Arendt revient alors à son
principe d’action : « la raison d’être de la politique est la
liberté et son champ d’expérience est l’action ». On est alors ici
à total contre-courant du credo libéral selon lequel, moins il y a de politique,
plus il y a de liberté.
Arendt distingue la liberté du
libre-arbitre en ce sens que le libre-arbitre consiste à réaliser un choix
entre deux données par ailleurs prédéterminées, ce qui ne constitue pas
réellement un exercice de la liberté, celle-ci étant exercice d’une volonté
propre. Ainsi l’action libre doit être d’une part libérée de tout motif, mais
aussi d’autre part d’un but identifié comme prévisible. L’action déterminée et
guidée par un but futur ne saurait être entièrement libre puisque le caractère
désirable de ce but futur a guidé la volonté et l’a donc prédéterminé. L’action
libre n’est donc guidée ni par l’entendement ni par la volonté – même si elle
nécessite les deux pour s’exécuter – mais par ce qu’Hannah Ardent appelle les principes, ceux-ci n’agissant non
pas de l’intérieur de moi, mais de l’extérieur et étant bien trop généraux pour
prescrire des buts particuliers. Parmi les principes, on retrouvera l’honneur,
la gloire, l’amour de l’égalité, la crainte, la méfiance, la haine.

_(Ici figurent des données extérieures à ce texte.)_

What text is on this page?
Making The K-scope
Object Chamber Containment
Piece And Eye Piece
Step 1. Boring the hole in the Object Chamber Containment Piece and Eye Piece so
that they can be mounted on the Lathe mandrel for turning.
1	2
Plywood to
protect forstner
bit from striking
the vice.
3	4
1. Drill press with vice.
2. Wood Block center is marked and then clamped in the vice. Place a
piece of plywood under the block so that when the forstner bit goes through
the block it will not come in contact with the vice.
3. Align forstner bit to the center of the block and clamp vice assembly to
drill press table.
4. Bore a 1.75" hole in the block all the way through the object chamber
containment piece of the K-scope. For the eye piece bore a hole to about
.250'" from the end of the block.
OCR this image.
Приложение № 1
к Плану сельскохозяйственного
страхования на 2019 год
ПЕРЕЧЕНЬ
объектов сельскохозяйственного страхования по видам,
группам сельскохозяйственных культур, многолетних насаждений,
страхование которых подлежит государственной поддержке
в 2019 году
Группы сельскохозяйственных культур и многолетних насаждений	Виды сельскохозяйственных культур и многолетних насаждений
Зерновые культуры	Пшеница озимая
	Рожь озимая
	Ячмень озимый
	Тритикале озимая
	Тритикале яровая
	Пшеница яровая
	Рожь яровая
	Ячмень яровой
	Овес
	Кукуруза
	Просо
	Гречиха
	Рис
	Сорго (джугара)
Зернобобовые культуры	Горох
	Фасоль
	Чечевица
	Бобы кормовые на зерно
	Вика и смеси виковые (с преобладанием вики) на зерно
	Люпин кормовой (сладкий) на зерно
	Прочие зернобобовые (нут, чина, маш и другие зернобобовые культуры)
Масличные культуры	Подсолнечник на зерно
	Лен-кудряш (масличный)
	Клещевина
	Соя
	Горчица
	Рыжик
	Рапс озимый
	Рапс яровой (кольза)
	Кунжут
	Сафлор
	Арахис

Ainsi donc, « les hommes sont libres – d’une liberté qu’il
faut distinguer du fait qu’ils possèdent le don de la liberté – aussi longtemps
qu’ils agissent, ni avant ni après ; en effet, être libre et agir ne font
qu’un ».
Ce principe qui relie l’action à
la liberté (et réciproquement) se retrouve dans l’exercice de l’art : si
l’on considère que l’œuvre d’art n’est pas un fait de liberté mais que c’est
son processus de création (qui, au passage, demeure masqué au public) qui est
un acte (donc un fait de liberté), alors la politique est l’exact opposé de
l’art (sauf en ce qui concerne les arts d’exécution qu’Hannah Arendt ne
considère pas à proprement parler comme de l’art), puisqu’elle est une action
perpétuelle qui n’aboutit jamais à l’œuvre d’art (ce qui n’en fait pas pour une
autant une science).
Le christianisme a grandement influencé notre conception
moderne de la liberté, en la rapprochant du libre-arbitre. Pour les Grecs
anciens, la liberté est alors un concept exclusivement politique (et non pas
individuel). Les premiers chrétiens (Saint Paul puis Saint Augustin) ont au
contraire découvert un nouveau genre de liberté, sans rapport avec la
politique, mais basé sur « une lutte
ardente dans laquelle j’étais engagée avec moi-même », un conflit qui
se déroule dans la « demeure
intérieure » de l’âme et l’obscure « chambre du cœur » (Saint-Augustin). On se retrouve ici dans la
lignée de la pensée platonicienne visant à la domination de l’âme sur le corps,
sauf que les Grecs n’appelaient pas cela liberté mais par contre y trouvaient
uns justification de l’autorité (même s’ils ne conceptualisaient pas celle-ci,
cf. chapitre
précédent) : Platon affirmait ainsi que ceux qui savaient se gouverner
eux-mêmes avaient le droit de gouverner les autres et pouvaient être libérés de
l’obligation d’obéissance. La liberté au sens de Saint-Augustin n’est pas qu’un
simple commandement de l’esprit sur le corps, mais un conflit à l’intérieur de
l’esprit : « l’esprit commande
au corps, et le corps obéit sur-le-champ ; l’esprit commande à lui-même,
et il rencontre de la résistance ».
Plus tard, Montesquieu distingua
liberté politique et liberté philosophique. La dernière n’exige que la liberté
de l’exercice de la volonté, indépendamment des circonstances et des buts,
tandis que la première consiste à être capable de faire ce qu’on doit
vouloir.
Rousseau espérait une société idéale dans
laquelle les citoyens n’ont aucune communication entre eux afin que le « citoyen n’opine que d’après lui ».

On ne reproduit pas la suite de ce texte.